Pre-nuptial agreement

The judge was not persuaded that Mostyn’s ‘book-end’ approach to needs was appropriate in every pre-nuptial agreement case and commented that the case law (noting in particular, Radmacher and Brack) has ‘emphasised the latitude and flexibility available to a judge to meet the demands of fairness in cases where a pre-nuptial agreement has been entered into by the parties’ noting that ‘each case is a highly fact specific evaluation and discretionary exercise’.

In this case, the judge noted that although the agreement ‘represents a constant influence on the case’ there was a ‘powerful counterweight’ in the wife’s role as primary carer of the children for the remainder of their minority.

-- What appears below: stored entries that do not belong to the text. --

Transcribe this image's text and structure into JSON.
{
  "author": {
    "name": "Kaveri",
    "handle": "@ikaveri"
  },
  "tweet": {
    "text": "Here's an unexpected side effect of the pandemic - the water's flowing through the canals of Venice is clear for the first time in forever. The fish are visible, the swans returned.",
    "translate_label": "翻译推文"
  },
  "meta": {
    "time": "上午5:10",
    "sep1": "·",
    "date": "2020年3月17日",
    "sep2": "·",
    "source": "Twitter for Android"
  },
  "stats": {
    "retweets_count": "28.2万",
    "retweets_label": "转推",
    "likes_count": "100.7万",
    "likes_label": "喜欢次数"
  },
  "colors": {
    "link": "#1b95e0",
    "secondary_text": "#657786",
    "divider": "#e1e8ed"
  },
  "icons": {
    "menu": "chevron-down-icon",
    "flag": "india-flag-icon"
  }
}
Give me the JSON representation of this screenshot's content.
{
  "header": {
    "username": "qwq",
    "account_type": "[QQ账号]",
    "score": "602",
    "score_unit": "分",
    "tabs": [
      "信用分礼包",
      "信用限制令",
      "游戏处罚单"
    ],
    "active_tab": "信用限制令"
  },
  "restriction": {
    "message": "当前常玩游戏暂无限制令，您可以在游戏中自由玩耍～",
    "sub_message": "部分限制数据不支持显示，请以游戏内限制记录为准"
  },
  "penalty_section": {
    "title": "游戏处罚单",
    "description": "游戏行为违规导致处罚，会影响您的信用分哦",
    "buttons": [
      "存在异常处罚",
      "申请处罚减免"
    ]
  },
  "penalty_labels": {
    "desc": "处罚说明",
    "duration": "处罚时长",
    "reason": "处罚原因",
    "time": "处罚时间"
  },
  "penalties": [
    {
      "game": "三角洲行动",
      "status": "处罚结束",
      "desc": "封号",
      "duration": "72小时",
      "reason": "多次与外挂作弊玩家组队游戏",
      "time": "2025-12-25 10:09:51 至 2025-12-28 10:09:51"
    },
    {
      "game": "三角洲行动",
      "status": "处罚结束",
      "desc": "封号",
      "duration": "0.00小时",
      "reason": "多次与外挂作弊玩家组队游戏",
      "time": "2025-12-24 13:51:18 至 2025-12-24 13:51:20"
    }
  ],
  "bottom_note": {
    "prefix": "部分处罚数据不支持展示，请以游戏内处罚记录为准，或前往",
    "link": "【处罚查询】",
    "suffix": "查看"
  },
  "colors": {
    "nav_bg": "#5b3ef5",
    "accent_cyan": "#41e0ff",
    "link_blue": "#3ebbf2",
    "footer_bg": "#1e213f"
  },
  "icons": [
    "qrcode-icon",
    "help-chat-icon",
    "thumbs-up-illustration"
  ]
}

The pre-nuptial agreement included a review clause which recorded that the agreement ‘shall be reviewed’ in the event of the birth of children. The parties had not reviewed the agreement. Although the failure to review the agreement did not prevent the court’s consideration of the overall fairness of the pre-nuptial agreement, the judge did determine that the clause ‘clearly indicates the parties contemplated that it might not be a fair document upon children being born’.

The award totalled £4,051,944, being approximately 8% of the assets. The judge noted that, absent the pre-nuptial agreement, the wife may have been entitled to as much as £7.5 million (or more) on a sharing basis. This was calculated on the basis that the value of the husband’s business had increased by €30m gross during the marriage, netting down to £15m of which wife would have had a 50% sharing claim. The judge further commented that the pre-nuptial agreement restricted the wife’s needs-based claim and that absent the agreement, her award would likely have included the retention of the family home and a longer term of maintenance.